St Vitus Cathedral is a Gothic masterpiece and the largest and most important church in Prague. It is located within the Prague Castle complex and contains the tombs of many Bohemian kings and Holy Roman Emperors. The cathedral is also the seat of the Archbishop of Prague and the place where the Czech crown jewels are kept.

The cathedral is open to visitors every day except for Sundays and religious holidays. The opening hours vary depending on the season, but generally they are from 9:00 to 17:00 (April to October) or from 9:00 to 16:00 (November to March). The admission fee is 350 CZK for adults, 175 CZK for students and seniors, and free for children under 10. The ticket includes access to the cathedral, the Old Royal Palace, St George’s Basilica, Golden Lane, and Daliborka Tower.

To get to the cathedral, you can take the tram number 22 or 23 to Pražský hrad (Prague Castle) stop, or the metro line A to Malostranská station and then walk for about 15 minutes uphill. Alternatively, you can take a taxi or a guided tour that includes transportation.

Some tips for visiting the cathedral are:

  • Book your ticket online in advance to avoid long queues at the entrance.
  • Dress appropriately and respectfully, as this is a place of worship.
  • Respect the silence and do not use flash photography or video recording inside the cathedral.
  • Explore the stunning stained glass windows, especially the one by Alfons Mucha in the north nave.
  • Climb up the 287 steps of the Great South Tower for a panoramic view of Prague (additional fee of 150 CZK).
  • Visit the Treasury of St Vitus Cathedral, where you can see precious relics, liturgical objects, and artworks (additional fee of 300 CZK).

Some prohibitions for visiting the cathedral are:

  • Do not bring large bags, backpacks, or umbrellas inside the cathedral. You can leave them at the cloakroom near the entrance.
  • Do not eat, drink, or smoke inside or near the cathedral.
  • Do not touch any of the artworks or monuments inside the cathedral.
  • Do not enter any areas that are marked as restricted or closed to visitors.

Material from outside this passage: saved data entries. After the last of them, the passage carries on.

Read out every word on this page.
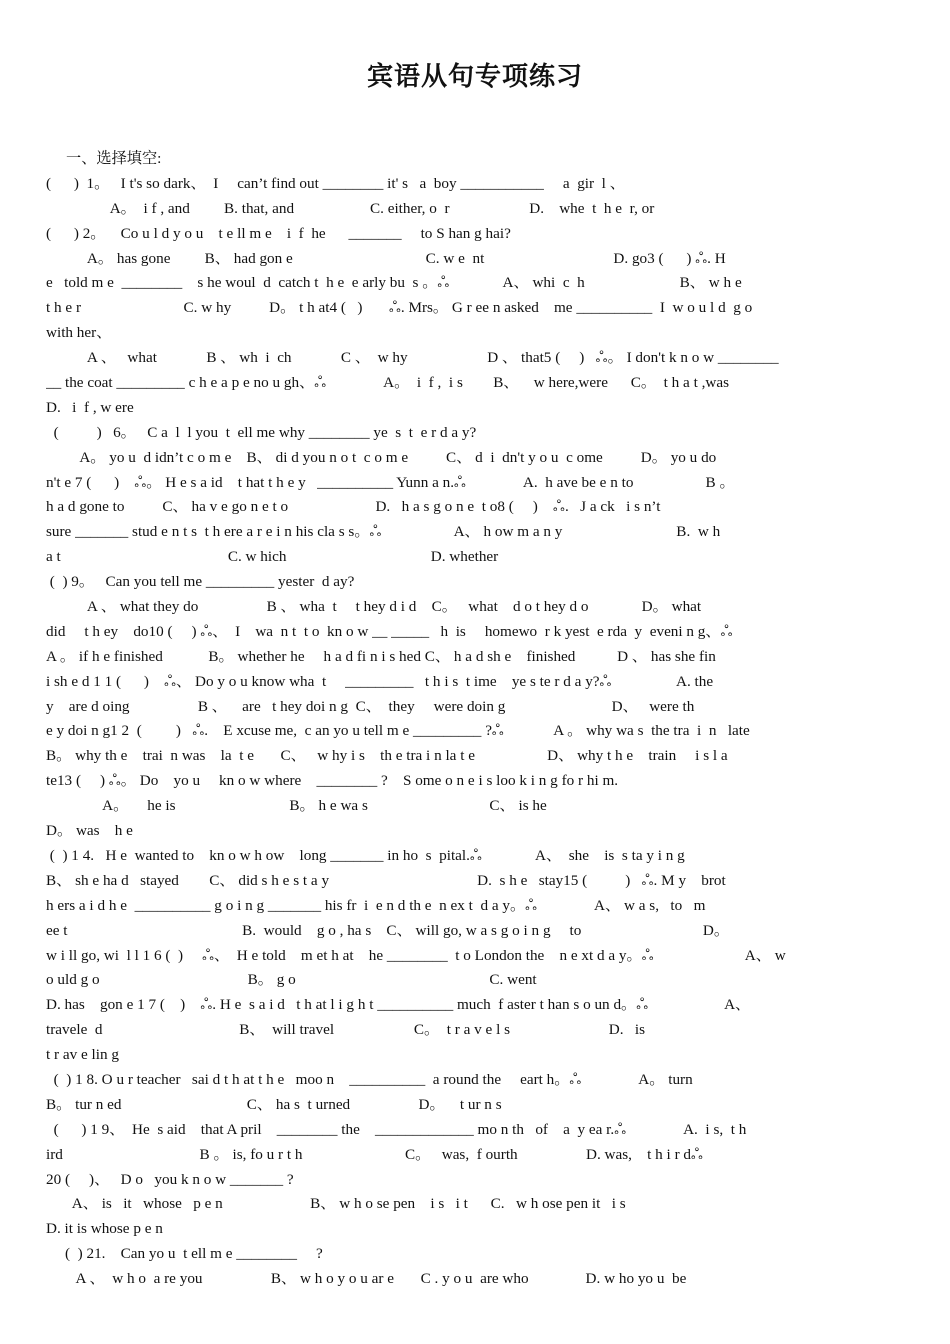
宾语从句专项练习
一、选择填空:
(      )  1。   I t's so dark、  I     can’t find out ________ it' s   a  boy ___________     a  gir  l 、
A。  i f , and         B. that, and                    C. either, o  r                     D.    whe  t  h e  r, or
(      ) 2。    Co u l d y o u    t e ll m e    i  f  he      _______     to S han g hai?
A。 has gone         B、 had gon e                                   C. w e  nt                                  D. go3 (      ) ஃ. H
e   told m e  ________    s he woul  d  catch t  h e  e arly bu  s 。ஃ              A、 whi  c  h                         B、 w h e
t h e r                           C. w hy          D。 t h at4 (   )       ஃ. Mrs。 G r ee n asked    me __________  I  w o u l d  g o
with her、
A 、   what             B 、 wh  i  ch             C 、  w hy                     D 、 that5 (     )   ஃ。 I don't k n o w ________
__ the coat _________ c h e a p e no u gh、ஃ               A。  i  f ,  i s        B、    w here,were      C。  t h a t ,was
D.   i  f , w ere
(          )   6。   C a  l  l you  t  ell me why ________ ye  s  t  e r d a y?
A。 yo u  d idn’t c o m e    B、 di d you n o t  c o m e          C、 d  i  dn't y o u  c ome          D。 yo u do
n't e 7 (      )    ஃ。 H e s a id    t hat t h e y   __________ Yunn a n.ஃ               A.  h ave be e n to                   B 。
h a d gone to          C、 ha v e go n e t o                       D.   h a s g o n e  t o8 (     )    ஃ.   J a ck   i s n’t
sure _______ stud e n t s  t h ere a r e i n his cla s s。ஃ                   A、 h ow m a n y                              B.  w h
a t                                            C. w hich                                      D. whether
(  ) 9。   Can you tell me _________ yester  d ay?
A 、 what they do                  B 、 wha  t     t hey d i d    C。   what    d o t hey d o              D。 what
did     t h ey    do10 (     ) ஃ、  I    wa  n t  t o  kn o w __ _____   h  is     homewo  r k yest  e rda  y  eveni n g、ஃ
A 。 if h e finished            B。 whether he     h a d fi n i s hed C、 h a d sh e    finished           D 、 has she fin
i sh e d 1 1 (      )    ஃ、 Do y o u know wha  t     _________   t h i s  t ime    ye s te r d a y?ஃ                 A. the
y    are d oing                  B 、    are   t hey doi n g  C、  they     were doin g                            D、   were th
e y doi n g1 2  (         )   ஃ.    E xcuse me,  c an yo u tell m e _________ ?ஃ             A 。 why wa s  the tra  i  n   late
B。 why th e    trai  n was    la  t e       C、   w hy i s    th e tra i n la t e                   D、 why t h e    train     i s l a
te13 (     ) ஃ。 Do    yo u     kn o w where    ________ ?    S ome o n e i s loo k i n g fo r hi m.
A。     he is                              B。 h e wa s                                C、 is he
D。 was    h e
(  ) 1 4.   H e  wanted to    kn o w h ow    long _______ in ho  s  pital.ஃ              A、  she    is  s ta y i n g
B、 sh e ha d   stayed        C、 did s h e s t a y                                       D.  s h e   stay15 (          )   ஃ. M y    brot
h ers a i d h e  __________ g o i n g _______ his fr  i  e n d th e  n ex t  d a y。ஃ               A、 w a s,   to   m
ee t                                              B.  would    g o , ha s    C、 will go, w a s g o i n g     to                                D。
w i ll go, wi  l l 1 6 (  )     ஃ、  H e told    m et h at    he ________  t o London the    n e xt d a y。ஃ                        A、 w
o uld g o                                       B。 g o                                                   C. went
D. has    gon e 1 7 (    )    ஃ. H e  s a i d   t h at l i g h t __________ much  f aster t han s o un d。ஃ                    A、
travele  d                                    B、  will travel                     C。  t r a v e l s                          D.   is
t r av e lin g
(  ) 1 8. O u r teacher   sai d t h at t h e   moo n    __________  a round the     eart h。ஃ               A。 turn
B。 tur n ed                                 C、 ha s  t urned                  D。    t ur n s
(      ) 1 9、  He  s aid    that A pril    ________ the    _____________ mo n th   of    a  y ea r.ஃ               A.  i s,  t h
ird                                    B 。 is, fo u r t h                           C。   was,  f ourth                  D. was,    t h i r dஃ
20 (     )、   D o   you k n o w _______ ?
A、 is   it   whose   p e n                       B、 w h o se pen    i s   i t      C.   w h ose pen it   i s
D. it is whose p e n
(  ) 21.    Can yo u  t ell m e ________     ?
A 、  w h o  a re you                  B、 w h o y o u ar e       C . y o u  are who               D. w ho yo u  be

Some of the highlights of what to see inside the cathedral are:

  • The main altar with a silver reliquary containing the remains of St Vitus, the patron saint of Prague.
  • The Chapel of St Wenceslas, where you can see the coronation chamber and the door to the Crown Chamber, where the crown jewels are stored.
  • The Royal Crypt, where you can see the tombs of Charles IV, Wenceslas IV, Rudolf II, and other rulers.
  • The Royal Oratory, where you can see the original throne of Charles IV and a painting of the Last Judgment by Master Theodoric.
  • The New Royal Mausoleum, where you can see the tombs of Ferdinand I, Maximilian II, Rudolf II, and other Habsburgs.